Audi sparks urban mobility discussion through pilot program

Audi of America is debuting a driving program focusing on its new electric vehicles that allows engineers in Germany to get instant feedback and data on driving conditions where the cars are used in the U.S. market while launching a hashtag campaign to spark mobility discussions.

The pilot program is being brought to various U.S. cities that differ in driving conditions, amount of time people spend in the car and where there a good number of representatives of Audi staff.
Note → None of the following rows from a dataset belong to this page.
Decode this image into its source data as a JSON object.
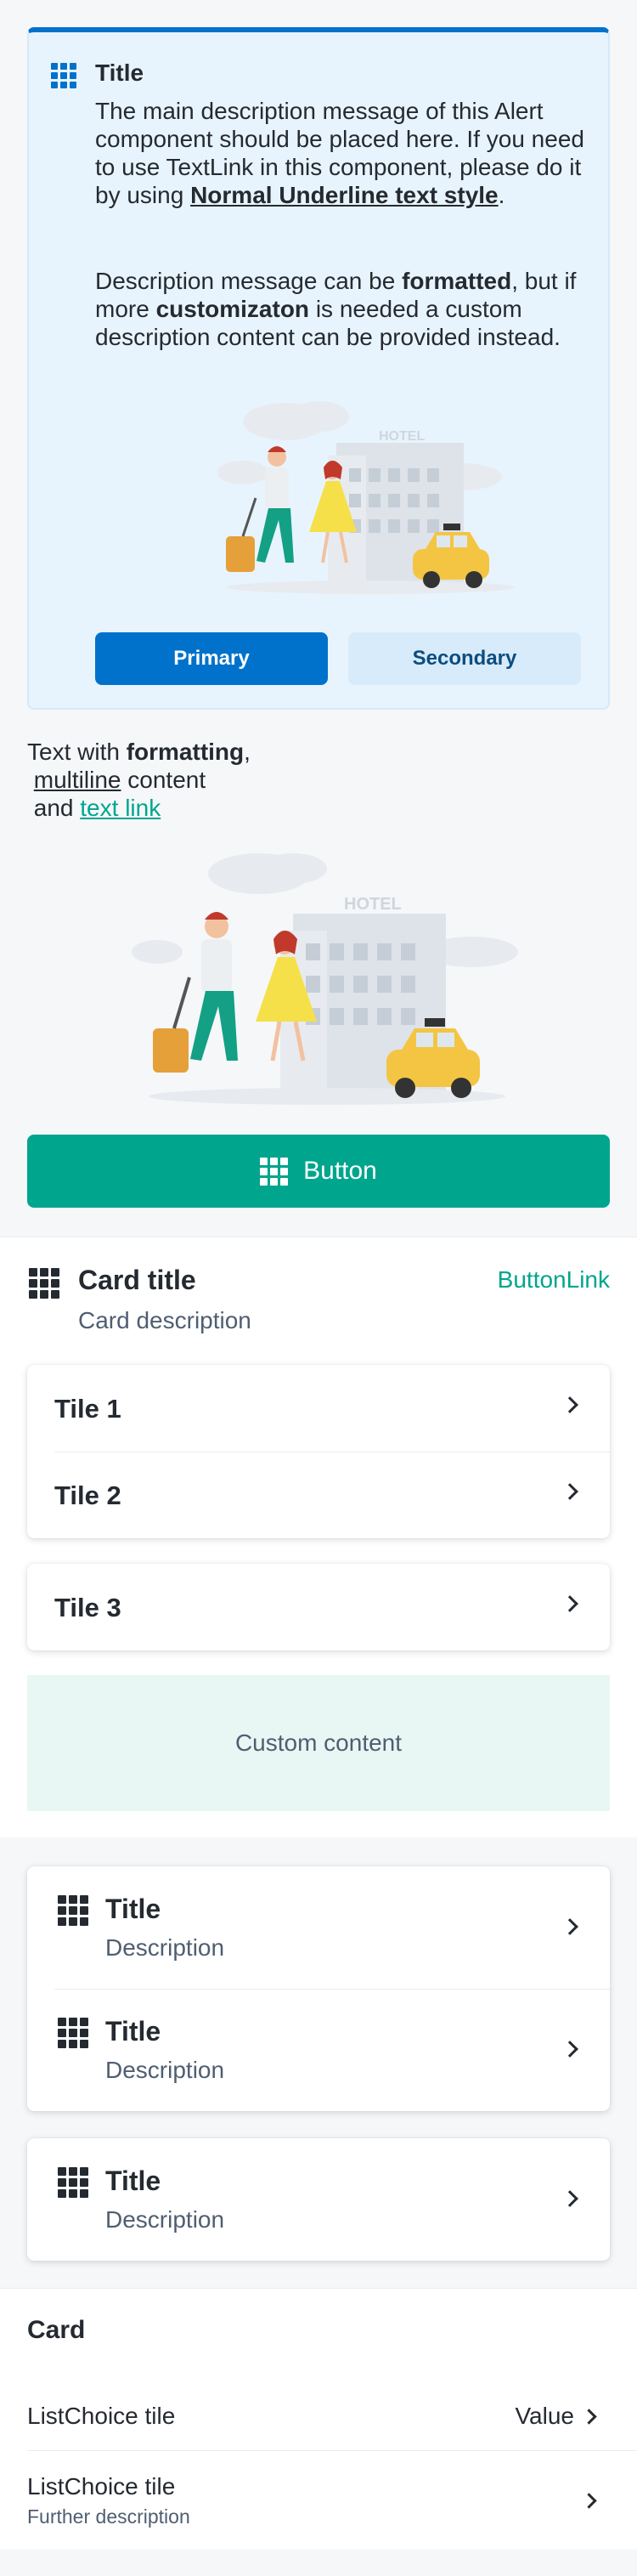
{
  "alert": {
    "title": "Title",
    "p1": {
      "text": "The main description message of this Alert component should be placed here. If you need to use TextLink in this component, please do it by using ",
      "link": "Normal Underline text style",
      "end": "."
    },
    "p2": {
      "t1": "Description message can be ",
      "b1": "formatted",
      "t2": ", but if more ",
      "b2": "customizaton",
      "t3": " is needed a custom description content can be provided instead."
    },
    "illustration_sign": "HOTEL",
    "primary_label": "Primary",
    "secondary_label": "Secondary"
  },
  "formatted_text": {
    "t1": "Text with ",
    "b1": "formatting",
    "t2": ",",
    "u1": "multiline",
    "t3": " content",
    "t4": "and ",
    "link": "text link"
  },
  "illustration_sign": "HOTEL",
  "main_button_label": "Button",
  "card": {
    "title": "Card title",
    "description": "Card description",
    "button_link": "ButtonLink",
    "tiles_group": [
      "Tile 1",
      "Tile 2"
    ],
    "tile_single": "Tile 3",
    "custom_content": "Custom content"
  },
  "title_tiles": {
    "group": [
      {
        "title": "Title",
        "description": "Description"
      },
      {
        "title": "Title",
        "description": "Description"
      }
    ],
    "single": {
      "title": "Title",
      "description": "Description"
    }
  },
  "list_choice_card": {
    "title": "Card",
    "row1": {
      "label": "ListChoice tile",
      "value": "Value"
    },
    "row2": {
      "label": "ListChoice tile",
      "description": "Further description"
    }
  },
  "colors": {
    "blue": "#0172cb",
    "green": "#00a58e",
    "ink": "#252a31"
  }
}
The automaker is getting customers involved in the discussion through a hashtag campaign where consumers can read and watch attendees from the TED Conference in California this week pose theories of the future of urban mobility.

“The program is heavily engineering-focused so that Audi representatives in Germany can get instant feedback on data and driving conditions,” said Brad Stertz, corporate communications manager for Audi of America, Herndon, VA.

“It is strictly an internal drivers for the pilot program so that they can get a steady flow of data and impressions that our engineers can go on,” he said.

Sparks fly
The Audi Pilot program will kick off in April in San Francisco, Los Angeles, Washington and Denver.

The Audi A3 e-tron program will allow the brand to identify challenges and opportunities with plug-in vehicles as progressive luxury car buyers become increasingly receptive to EV technology, per the brand.

Audi A3 e-tron

“There is a lot of mythology around electric vehicles, some good and some bad,” said Milton Pedraza, CEO of the Luxury Institute, New York.

“However, I think that if you can get people to see the cars and they get the real facts, you can dispel these myths and you can make headway in selling electric vehicles,” he said.

The Audi A3 e-tron features a fully-electric powertrain engine with a 26kw lithium-ion battery and zero driving emissions, claims the automaker.

The A3 e-tron has a 199-lb-ft torque, a battery range of 90 miles and top speed of 90 miles per hour.

Furthermore, it maintains the full interior space of the regular A3, per the brand.

Electric feel
Rival automaker BMW also did something along these lines when it released a mobile application that consumers could put in their cars to see whether or not the mileage they put on their cars each day made them a good match for BMW’s new electric car (see story).

However, Audi’s program is set to provide data for engineers in Germany and are driven not by consumers, but by brand employees.

Audi announced the program during the 2012 TED Conference in Long Beach, CA, earlier this week. TED is a nonprofit organization that works to support companies and individuals with innovative ideas.

To get consumers involved, Audi launched a hashtag campaign while at the conference with its Audi Social Space.

The space presents perspectives on electric vehicles on touch-screen video installations and contains an area for attendees to pose new mobility scenarios for future urban spaces.

These ideas are all aggregated in real-time to Audi’s live Twitter feed through the #AudiTED hashtag.

Audi has attempted to spark conversation through hashtags in the past, such as in its Super Bowl ad this year (see story).

“It is different from some of the other marketing-based programs that we’ve done in the past, but hashtags have been effective in the past, especially to provide quick feedback,” Audi’s Mr. Stertz said.